Amur tigers are Endangered
Amur tigers are seriously endangered in the wild - there estimated to be between 265–486 in the Russian Far East.
What do Amur tigers look like?
Featuring the distinctive orange and black stripes, the Amur tiger is the largest of the subspecies of tiger. Due to its habitat it has a long coat of fur and a large ruff around its jawline.
What are key Amur tiger facts?
- Amur tigers are the largest of the world’s big cats, as well as the heaviest.
- Amur tigers live alone in the wild and use scent marking to keep other tigers away.
- Female tigers will have litters of between two and six cubs.
- Amur tigers are thought to be the palest tiger subspecies and can reach up to 250kg and three metres in length
- By the 1940s, fewer than 40 Amur tigers were thought to remain in the wild. The Amur subspecies was saved from extinction when Russia became the first country in the world to grant its resident tigers full conservation protection.
Where do Amur tigers live?
Amur tigers live in Russia, northern China and Korea, among dense forest and mountains.

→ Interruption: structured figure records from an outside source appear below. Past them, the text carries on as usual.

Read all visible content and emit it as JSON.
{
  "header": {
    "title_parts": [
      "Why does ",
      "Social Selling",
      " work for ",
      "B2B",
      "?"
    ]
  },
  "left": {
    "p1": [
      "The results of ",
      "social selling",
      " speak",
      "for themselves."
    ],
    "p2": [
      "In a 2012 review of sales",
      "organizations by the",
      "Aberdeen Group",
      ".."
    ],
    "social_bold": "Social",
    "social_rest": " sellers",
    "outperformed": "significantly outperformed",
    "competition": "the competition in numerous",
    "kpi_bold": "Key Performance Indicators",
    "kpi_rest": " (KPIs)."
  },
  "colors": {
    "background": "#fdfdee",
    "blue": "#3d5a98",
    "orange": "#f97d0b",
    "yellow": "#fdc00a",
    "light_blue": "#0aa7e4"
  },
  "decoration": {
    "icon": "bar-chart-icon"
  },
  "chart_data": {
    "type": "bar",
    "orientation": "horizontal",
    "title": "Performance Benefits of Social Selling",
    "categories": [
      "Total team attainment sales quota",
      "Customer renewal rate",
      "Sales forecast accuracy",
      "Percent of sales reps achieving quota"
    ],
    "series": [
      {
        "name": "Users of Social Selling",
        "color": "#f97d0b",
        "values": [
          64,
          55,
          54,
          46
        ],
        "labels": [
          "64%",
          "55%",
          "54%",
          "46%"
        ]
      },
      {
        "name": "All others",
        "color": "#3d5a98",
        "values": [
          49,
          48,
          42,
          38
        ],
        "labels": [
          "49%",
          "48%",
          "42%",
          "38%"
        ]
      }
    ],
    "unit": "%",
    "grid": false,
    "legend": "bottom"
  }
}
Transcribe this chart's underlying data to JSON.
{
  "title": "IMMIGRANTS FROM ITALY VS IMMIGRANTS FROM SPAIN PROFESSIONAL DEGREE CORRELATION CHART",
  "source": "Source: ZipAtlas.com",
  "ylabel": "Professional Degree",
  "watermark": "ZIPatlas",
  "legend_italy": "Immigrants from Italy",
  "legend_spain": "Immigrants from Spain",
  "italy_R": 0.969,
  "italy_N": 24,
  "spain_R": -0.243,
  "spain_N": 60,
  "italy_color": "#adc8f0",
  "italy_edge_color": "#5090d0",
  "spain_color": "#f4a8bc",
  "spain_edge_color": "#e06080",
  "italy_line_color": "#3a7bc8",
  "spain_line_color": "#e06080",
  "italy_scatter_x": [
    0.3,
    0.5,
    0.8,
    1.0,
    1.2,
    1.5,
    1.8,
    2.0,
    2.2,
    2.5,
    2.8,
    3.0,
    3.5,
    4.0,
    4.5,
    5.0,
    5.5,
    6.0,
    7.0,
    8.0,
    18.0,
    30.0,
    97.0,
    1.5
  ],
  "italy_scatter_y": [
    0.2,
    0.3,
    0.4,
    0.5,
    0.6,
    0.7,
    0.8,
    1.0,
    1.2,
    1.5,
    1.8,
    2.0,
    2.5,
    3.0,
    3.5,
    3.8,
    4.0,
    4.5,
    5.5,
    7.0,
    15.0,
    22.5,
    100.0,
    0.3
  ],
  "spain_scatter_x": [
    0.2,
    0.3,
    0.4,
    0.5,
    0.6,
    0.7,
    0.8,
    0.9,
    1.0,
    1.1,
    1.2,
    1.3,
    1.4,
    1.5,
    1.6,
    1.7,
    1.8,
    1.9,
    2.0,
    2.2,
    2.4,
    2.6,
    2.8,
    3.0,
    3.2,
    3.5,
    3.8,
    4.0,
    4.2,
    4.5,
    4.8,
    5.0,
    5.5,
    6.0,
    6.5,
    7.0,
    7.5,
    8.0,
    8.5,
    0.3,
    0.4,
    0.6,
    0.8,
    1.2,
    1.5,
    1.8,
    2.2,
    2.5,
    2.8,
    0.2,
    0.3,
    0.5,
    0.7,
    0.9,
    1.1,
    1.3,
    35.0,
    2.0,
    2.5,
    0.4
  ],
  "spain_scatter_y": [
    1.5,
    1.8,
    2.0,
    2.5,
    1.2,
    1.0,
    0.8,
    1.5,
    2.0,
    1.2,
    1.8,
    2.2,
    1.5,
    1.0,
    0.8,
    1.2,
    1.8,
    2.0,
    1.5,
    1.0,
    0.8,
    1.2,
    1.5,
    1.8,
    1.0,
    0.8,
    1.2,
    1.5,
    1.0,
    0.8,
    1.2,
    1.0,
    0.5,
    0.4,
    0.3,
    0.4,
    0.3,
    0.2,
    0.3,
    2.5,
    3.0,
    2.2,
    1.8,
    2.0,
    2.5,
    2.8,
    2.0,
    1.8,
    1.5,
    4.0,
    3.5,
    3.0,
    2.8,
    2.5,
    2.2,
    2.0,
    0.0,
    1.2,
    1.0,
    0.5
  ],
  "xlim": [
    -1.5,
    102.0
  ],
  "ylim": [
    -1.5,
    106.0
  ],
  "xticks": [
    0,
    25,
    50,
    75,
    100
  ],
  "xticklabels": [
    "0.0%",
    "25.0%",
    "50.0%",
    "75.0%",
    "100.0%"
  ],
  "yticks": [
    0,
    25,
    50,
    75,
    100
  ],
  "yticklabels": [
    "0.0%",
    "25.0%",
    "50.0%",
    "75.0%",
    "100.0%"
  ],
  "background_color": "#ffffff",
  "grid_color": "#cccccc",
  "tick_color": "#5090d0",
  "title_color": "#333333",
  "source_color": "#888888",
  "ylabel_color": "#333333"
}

These parts of the world experience long winters so the species can often be found against a back drop of deep snow.
What do Amur tigers eat?
Amur tigers are meat eaters, often found hunting deer, wild pigs, moose, hares and other animals that live in their habitat.
What threats do Amur tigers face?
Two critical threats to Amur tigers are hunting and deforestation. We're working to protect Amur tigers in the wild, using camera traps to track poaching on tigers, and through building relationships with people to increase the awareness of protecting these fantastic animals.